Both Turkish officials and the company dispute the figure, adding that the Canadian miner has paid for future reforestation of the site in advance.

The country’s authorities had allowed the clear-cut of roughly 45,000 trees, but reduced that number considerably after consulting a July study. The Turkish Foundation for Combating Soil Erosion (TEMA), however, recently published images obtained with the help of satellite showing what it is supposed to be evidence of massive deforestation around the mine site.

“As part of the forestry permit, we have paid about $5 million [and] a big component of that fee is to pay for reforestation,” Alamos’ chief executive, John McCluskey, said earlier this month.

He noted that only governmental bodies were allowed to cut trees, not companies.

Activists say the clear-cutting threatens the region’s plant and animal species, some of which are only found in Mount Ida, or the Kaz Mountains, as the area is known locally. They also object to the company’s planned use of cyanide at the site, warning that a leak would have a devastating environmental impact on the area and contaminate local fresh water supplies.

The company says that while cyanide will be used on site, it will only be added in the final step of the extraction process, adding that it has taken measures to ensure there would be no impact in the area.

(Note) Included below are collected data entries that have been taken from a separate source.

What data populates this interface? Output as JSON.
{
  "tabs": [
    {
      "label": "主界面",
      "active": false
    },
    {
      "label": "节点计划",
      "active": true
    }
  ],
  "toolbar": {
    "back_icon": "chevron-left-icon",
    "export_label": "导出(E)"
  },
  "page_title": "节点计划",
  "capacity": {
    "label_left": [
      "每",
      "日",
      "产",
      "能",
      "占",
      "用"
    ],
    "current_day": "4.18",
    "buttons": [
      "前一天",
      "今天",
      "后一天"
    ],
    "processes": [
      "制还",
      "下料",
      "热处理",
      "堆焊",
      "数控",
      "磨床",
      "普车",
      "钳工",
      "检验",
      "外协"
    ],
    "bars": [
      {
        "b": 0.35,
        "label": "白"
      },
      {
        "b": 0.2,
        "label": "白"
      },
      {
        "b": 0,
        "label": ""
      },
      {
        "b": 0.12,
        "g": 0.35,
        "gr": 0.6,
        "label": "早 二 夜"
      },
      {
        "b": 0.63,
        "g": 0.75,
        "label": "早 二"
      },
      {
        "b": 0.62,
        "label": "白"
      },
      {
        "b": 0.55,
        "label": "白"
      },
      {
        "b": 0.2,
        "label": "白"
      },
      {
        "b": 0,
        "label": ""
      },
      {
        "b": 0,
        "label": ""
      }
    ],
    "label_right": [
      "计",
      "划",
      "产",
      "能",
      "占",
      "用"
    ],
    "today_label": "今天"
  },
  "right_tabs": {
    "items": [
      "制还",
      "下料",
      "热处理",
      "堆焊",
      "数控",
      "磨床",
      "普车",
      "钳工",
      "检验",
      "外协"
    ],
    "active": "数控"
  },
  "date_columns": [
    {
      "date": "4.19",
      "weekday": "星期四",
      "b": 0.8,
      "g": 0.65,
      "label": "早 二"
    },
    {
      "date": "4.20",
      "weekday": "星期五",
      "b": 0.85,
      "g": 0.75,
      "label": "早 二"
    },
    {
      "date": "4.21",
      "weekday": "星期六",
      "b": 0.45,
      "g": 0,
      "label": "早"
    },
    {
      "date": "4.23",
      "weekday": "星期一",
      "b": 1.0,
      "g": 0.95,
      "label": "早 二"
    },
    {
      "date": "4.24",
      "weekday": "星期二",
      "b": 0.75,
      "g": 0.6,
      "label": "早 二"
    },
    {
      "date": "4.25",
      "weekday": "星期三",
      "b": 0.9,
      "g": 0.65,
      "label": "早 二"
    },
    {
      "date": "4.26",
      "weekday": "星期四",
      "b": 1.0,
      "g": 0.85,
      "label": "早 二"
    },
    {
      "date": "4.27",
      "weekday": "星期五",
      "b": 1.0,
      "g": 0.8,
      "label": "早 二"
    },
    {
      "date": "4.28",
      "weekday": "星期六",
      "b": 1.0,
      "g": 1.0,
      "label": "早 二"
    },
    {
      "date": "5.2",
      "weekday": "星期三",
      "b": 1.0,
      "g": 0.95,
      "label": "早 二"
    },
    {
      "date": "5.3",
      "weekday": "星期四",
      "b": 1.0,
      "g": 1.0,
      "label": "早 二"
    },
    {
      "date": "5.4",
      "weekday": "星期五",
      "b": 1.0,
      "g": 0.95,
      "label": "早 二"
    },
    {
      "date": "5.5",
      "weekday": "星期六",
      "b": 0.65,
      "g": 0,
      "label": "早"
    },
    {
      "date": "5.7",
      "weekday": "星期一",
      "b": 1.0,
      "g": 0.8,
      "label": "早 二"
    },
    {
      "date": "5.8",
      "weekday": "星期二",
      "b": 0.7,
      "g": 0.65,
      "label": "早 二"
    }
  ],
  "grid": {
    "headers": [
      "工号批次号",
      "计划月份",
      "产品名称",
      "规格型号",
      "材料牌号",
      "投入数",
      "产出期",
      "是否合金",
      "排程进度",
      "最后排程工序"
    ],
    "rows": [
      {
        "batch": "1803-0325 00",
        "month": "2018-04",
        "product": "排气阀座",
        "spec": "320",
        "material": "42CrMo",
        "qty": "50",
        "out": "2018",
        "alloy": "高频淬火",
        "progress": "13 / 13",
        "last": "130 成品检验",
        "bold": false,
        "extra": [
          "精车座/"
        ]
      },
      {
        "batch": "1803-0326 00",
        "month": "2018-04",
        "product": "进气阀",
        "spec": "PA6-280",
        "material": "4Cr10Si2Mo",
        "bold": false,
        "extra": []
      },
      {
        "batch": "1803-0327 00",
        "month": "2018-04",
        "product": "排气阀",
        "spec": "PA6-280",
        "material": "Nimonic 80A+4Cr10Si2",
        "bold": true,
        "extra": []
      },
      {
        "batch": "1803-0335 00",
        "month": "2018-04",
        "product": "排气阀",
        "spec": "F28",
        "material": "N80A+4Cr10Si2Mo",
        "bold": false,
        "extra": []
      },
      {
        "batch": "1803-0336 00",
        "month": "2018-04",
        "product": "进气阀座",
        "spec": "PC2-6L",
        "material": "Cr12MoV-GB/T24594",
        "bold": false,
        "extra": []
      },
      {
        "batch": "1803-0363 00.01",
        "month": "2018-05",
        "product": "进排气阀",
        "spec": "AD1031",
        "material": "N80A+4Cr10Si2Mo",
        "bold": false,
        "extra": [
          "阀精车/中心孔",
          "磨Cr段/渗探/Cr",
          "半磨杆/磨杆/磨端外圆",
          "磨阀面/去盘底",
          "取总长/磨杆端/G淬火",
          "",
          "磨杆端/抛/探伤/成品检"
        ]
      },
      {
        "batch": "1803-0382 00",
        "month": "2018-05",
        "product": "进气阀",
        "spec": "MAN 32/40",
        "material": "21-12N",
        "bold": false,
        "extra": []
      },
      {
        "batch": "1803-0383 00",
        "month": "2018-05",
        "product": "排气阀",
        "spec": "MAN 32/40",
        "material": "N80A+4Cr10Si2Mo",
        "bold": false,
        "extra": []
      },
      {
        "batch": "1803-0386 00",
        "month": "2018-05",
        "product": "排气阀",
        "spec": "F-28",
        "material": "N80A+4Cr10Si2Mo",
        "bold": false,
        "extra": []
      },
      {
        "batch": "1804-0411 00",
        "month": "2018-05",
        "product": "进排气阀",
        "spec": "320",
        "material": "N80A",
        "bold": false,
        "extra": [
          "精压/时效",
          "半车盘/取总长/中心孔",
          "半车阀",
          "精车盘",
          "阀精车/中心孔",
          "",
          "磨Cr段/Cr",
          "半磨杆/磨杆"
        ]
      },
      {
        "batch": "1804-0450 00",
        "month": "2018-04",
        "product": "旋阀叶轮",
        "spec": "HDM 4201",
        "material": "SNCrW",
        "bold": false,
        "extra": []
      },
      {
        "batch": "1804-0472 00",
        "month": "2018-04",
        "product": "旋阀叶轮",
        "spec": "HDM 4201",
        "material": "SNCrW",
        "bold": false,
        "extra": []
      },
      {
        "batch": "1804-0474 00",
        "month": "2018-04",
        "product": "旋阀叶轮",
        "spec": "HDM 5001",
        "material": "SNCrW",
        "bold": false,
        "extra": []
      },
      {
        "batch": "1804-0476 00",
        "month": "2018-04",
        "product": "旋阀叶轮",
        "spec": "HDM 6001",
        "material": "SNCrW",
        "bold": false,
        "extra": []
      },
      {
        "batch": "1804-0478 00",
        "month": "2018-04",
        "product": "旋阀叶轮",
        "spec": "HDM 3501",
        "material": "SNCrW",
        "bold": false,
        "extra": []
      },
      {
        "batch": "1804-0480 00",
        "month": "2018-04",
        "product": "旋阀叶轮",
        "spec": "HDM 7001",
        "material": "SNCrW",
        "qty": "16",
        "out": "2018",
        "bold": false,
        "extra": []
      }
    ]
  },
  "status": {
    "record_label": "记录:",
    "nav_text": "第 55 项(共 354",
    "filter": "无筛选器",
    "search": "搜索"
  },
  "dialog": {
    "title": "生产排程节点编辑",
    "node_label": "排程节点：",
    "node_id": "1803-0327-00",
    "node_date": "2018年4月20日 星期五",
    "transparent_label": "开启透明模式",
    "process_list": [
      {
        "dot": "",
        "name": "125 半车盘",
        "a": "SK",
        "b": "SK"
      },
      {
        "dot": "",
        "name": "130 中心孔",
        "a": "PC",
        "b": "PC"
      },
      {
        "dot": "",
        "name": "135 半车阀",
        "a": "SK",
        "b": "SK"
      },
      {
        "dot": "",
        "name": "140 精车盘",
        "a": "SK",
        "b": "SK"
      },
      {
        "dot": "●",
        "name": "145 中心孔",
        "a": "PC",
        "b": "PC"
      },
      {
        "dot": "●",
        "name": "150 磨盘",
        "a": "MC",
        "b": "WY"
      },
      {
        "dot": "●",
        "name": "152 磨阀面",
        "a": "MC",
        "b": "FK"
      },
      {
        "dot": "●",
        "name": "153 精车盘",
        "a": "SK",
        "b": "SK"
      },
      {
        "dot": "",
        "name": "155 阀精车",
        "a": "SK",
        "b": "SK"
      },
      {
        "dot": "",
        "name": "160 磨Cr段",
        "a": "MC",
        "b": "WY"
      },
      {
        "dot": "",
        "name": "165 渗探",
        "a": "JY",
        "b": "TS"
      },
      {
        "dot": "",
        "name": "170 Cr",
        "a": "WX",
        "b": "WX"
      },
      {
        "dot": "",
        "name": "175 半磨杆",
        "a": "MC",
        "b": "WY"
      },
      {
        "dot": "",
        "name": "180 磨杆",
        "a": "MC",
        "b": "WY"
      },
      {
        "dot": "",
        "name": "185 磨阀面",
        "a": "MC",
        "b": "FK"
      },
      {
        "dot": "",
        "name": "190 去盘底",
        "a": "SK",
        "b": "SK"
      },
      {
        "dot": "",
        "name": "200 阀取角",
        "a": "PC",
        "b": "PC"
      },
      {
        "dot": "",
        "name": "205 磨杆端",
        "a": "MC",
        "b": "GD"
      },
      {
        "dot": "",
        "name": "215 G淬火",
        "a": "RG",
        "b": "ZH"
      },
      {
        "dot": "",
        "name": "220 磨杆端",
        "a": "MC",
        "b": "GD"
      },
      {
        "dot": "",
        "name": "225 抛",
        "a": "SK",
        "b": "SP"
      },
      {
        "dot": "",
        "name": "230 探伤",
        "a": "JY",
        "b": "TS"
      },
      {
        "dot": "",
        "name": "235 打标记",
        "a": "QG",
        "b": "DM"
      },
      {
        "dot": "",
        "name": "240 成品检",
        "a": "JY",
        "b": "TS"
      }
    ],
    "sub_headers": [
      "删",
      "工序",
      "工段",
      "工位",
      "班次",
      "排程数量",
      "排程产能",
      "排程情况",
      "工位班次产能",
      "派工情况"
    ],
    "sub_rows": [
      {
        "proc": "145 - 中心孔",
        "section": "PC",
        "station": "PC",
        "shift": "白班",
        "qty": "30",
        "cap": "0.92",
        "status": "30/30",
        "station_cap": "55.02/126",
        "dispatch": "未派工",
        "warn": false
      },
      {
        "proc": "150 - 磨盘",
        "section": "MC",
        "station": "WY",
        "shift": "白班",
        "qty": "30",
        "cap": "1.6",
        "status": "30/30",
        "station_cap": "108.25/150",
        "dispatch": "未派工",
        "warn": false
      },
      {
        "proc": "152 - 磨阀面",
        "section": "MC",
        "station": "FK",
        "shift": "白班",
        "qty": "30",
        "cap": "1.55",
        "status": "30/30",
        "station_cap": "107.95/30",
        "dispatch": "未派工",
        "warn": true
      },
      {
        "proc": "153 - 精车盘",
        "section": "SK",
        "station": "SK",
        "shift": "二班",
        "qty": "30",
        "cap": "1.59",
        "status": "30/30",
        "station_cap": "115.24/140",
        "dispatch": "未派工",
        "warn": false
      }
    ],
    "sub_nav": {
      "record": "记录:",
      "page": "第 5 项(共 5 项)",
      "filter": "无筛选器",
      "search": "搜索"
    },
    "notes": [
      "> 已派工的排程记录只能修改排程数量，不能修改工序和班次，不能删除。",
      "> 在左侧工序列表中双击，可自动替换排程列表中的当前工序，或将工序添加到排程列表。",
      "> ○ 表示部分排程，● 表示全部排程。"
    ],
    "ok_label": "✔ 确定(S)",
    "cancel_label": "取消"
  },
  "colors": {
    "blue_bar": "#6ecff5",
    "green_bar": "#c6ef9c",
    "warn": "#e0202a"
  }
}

Ali Furkan Oğuz, a Turkish lawyer specializing in environmental cases, told Canada’s The Globe and Mail newspaper that Turkey’s system of environmental impact reports was not up to global standards. “Companies give money to consultancy agencies and ask them to prepare a report, and afterwards the government approves it,” he said.

When built, the Kirazli gold mine is expected to produce an average of 104,000 ounces at all-in sustaining costs of $373 per ounce over a five-year mine life.

In addition to the mine in Kirazli, the Toronto-based miner has two more gold and silver mining projects under development in nearby Agi Dagi and Camyurt. It also runs operating mines in Canada (Young-Davidson and Island Gold in northern Ontario), and in Mexico (Mulatos and El Chanate, both in Sonora state).

Turkey has a storied history of environmentalist protest, with green activists being a key element in the 2013 protests against the construction of Gezi Park that swept the country and prompted a violent security crackdown.